Using a computer device called the Phase Vocoder, Machover has developed programs which are capable of slicing a sentence into over 1,000 slivers, then recombining and remixing them. "The next step," he says, "is to use another program to define very slight time-warping for each of the subsidiary sounds, so that each one slides in and out of phase with the others, with very precise points where all the parts come exactly together again. The result is something one has not heard before: It is as if a human voice defuses gradually as one listens, turns into pure timbre, and then snaps back into clear speech at integral parts of a sentence, to emphasize particular words or phrases. In this way, speech truly becomes music."

Machover cues up the "Valis" theme song, and The Cube fills with a sort of living curtain of pulsing voices, out of which -- like figures bulging from a bas-relief -- words, then phrases begin to emerge, surging and receding, as if straining to become recognizable before sinking again into the vocal mass.

A further flourish will arrive at the end of the program. The sole actor's speaking voice will be monitored, reconstituted and turned into song so that he will be speaking his lines accompanied by his own voice singing.

What's next? "One of my dreams for a long time," Machover recently told Stewart Brand (author of "The Media Lab: Inventing the Future at MIT"), "has been to have compositions which are like living organisms."

This might take the form of a self-generating, conductorless symphony. A programmer could marshall an array of basic musical elements -- tones, chords, melodic forms, certain kinds of harmonies and progressions -- and then write some general rules for their interaction and simply set the system off to find its own musical patterns.

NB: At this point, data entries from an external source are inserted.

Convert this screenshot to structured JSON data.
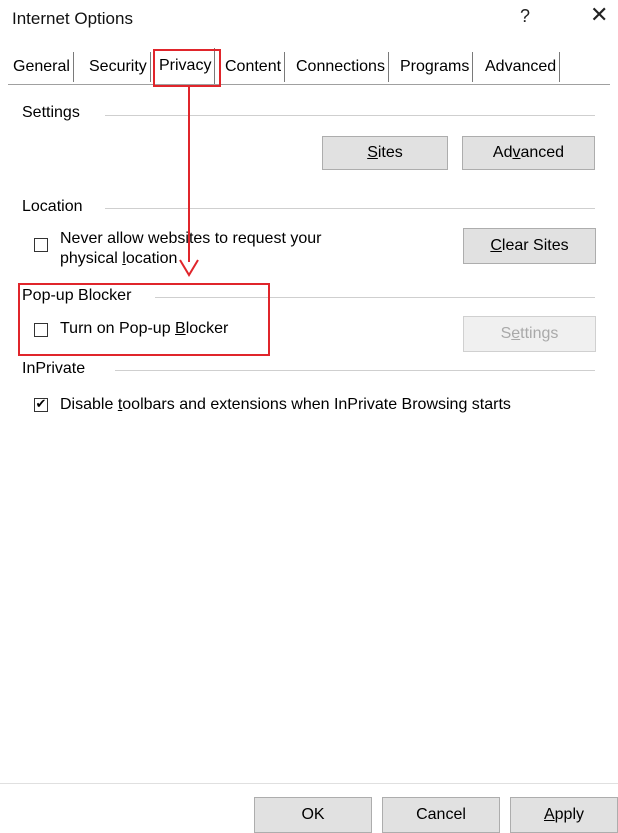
{
  "window": {
    "title": "Internet Options",
    "help_glyph": "?",
    "close_glyph": "✕"
  },
  "tabs": [
    {
      "label": "General"
    },
    {
      "label": "Security"
    },
    {
      "label": "Privacy",
      "selected": true
    },
    {
      "label": "Content"
    },
    {
      "label": "Connections"
    },
    {
      "label": "Programs"
    },
    {
      "label": "Advanced"
    }
  ],
  "settings": {
    "group_label": "Settings",
    "sites_button": {
      "pre": "",
      "key": "S",
      "post": "ites"
    },
    "advanced_button": {
      "pre": "Ad",
      "key": "v",
      "post": "anced"
    }
  },
  "location": {
    "group_label": "Location",
    "checkbox_line1": "Never allow websites to request your",
    "checkbox_line2_pre": "physical ",
    "checkbox_line2_key": "l",
    "checkbox_line2_post": "ocation",
    "checked": false,
    "clear_sites_button": {
      "pre": "",
      "key": "C",
      "post": "lear Sites"
    }
  },
  "popup": {
    "group_label": "Pop-up Blocker",
    "checkbox": {
      "pre": "Turn on Pop-up ",
      "key": "B",
      "post": "locker"
    },
    "checked": false,
    "settings_button": {
      "pre": "S",
      "key": "e",
      "post": "ttings"
    }
  },
  "inprivate": {
    "group_label": "InPrivate",
    "checkbox": {
      "pre": "Disable ",
      "key": "t",
      "post": "oolbars and extensions when InPrivate Browsing starts"
    },
    "checked": true,
    "check_glyph": "✔"
  },
  "footer": {
    "ok": "OK",
    "cancel": "Cancel",
    "apply": {
      "pre": "",
      "key": "A",
      "post": "pply"
    }
  },
  "colors": {
    "annotation": "#e0252b",
    "button_face": "#e1e1e1"
  }
}
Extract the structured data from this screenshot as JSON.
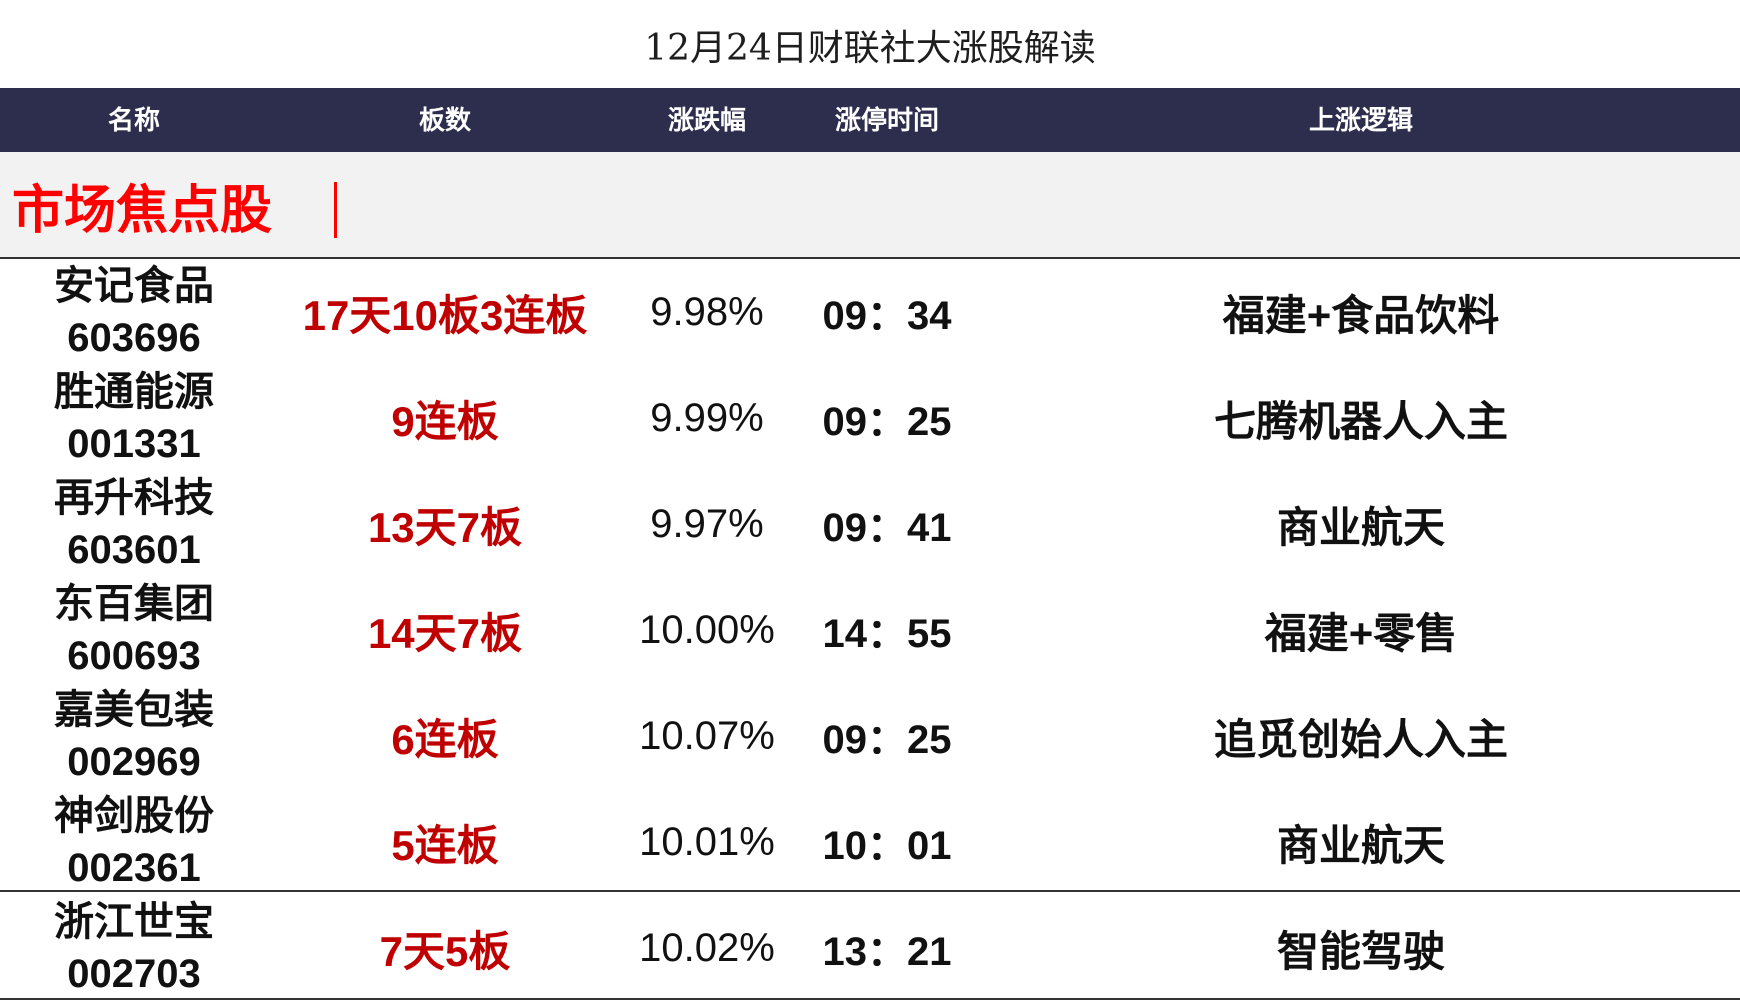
{
  "title": "12月24日财联社大涨股解读",
  "headers": {
    "name": "名称",
    "board": "板数",
    "change": "涨跌幅",
    "limit_time": "涨停时间",
    "logic": "上涨逻辑"
  },
  "section": {
    "label": "市场焦点股",
    "separator": "|"
  },
  "colors": {
    "header_bg": "#2d2d4d",
    "section_bg": "#f2f2f2",
    "section_text": "#ff0000",
    "board_text": "#c00000"
  },
  "rows": [
    {
      "name": "安记食品",
      "code": "603696",
      "board": "17天10板3连板",
      "change": "9.98%",
      "time": "09：34",
      "logic": "福建+食品饮料"
    },
    {
      "name": "胜通能源",
      "code": "001331",
      "board": "9连板",
      "change": "9.99%",
      "time": "09：25",
      "logic": "七腾机器人入主"
    },
    {
      "name": "再升科技",
      "code": "603601",
      "board": "13天7板",
      "change": "9.97%",
      "time": "09：41",
      "logic": "商业航天"
    },
    {
      "name": "东百集团",
      "code": "600693",
      "board": "14天7板",
      "change": "10.00%",
      "time": "14：55",
      "logic": "福建+零售"
    },
    {
      "name": "嘉美包装",
      "code": "002969",
      "board": "6连板",
      "change": "10.07%",
      "time": "09：25",
      "logic": "追觅创始人入主"
    },
    {
      "name": "神剑股份",
      "code": "002361",
      "board": "5连板",
      "change": "10.01%",
      "time": "10：01",
      "logic": "商业航天"
    },
    {
      "name": "浙江世宝",
      "code": "002703",
      "board": "7天5板",
      "change": "10.02%",
      "time": "13：21",
      "logic": "智能驾驶"
    }
  ]
}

Alternatively, Machover envisions a sort of hyper-hyperinstrument, a system that puts a performer "somewhere between improvisation and composition. It would be a very powerful way of using a computer to allow amateurs to participate in the musical process in a way they've never been able to." Even the keyboard itself would be gone. "I imagine an instrument something like a potter's wheel," says Machover. By moving his hands across an undulating surface, the player could mold his sound by feel.

Thus creating a paradox: At the utmost extreme of technology, technology itself would disappear, returning music to its aboriginal source -- in the human soul.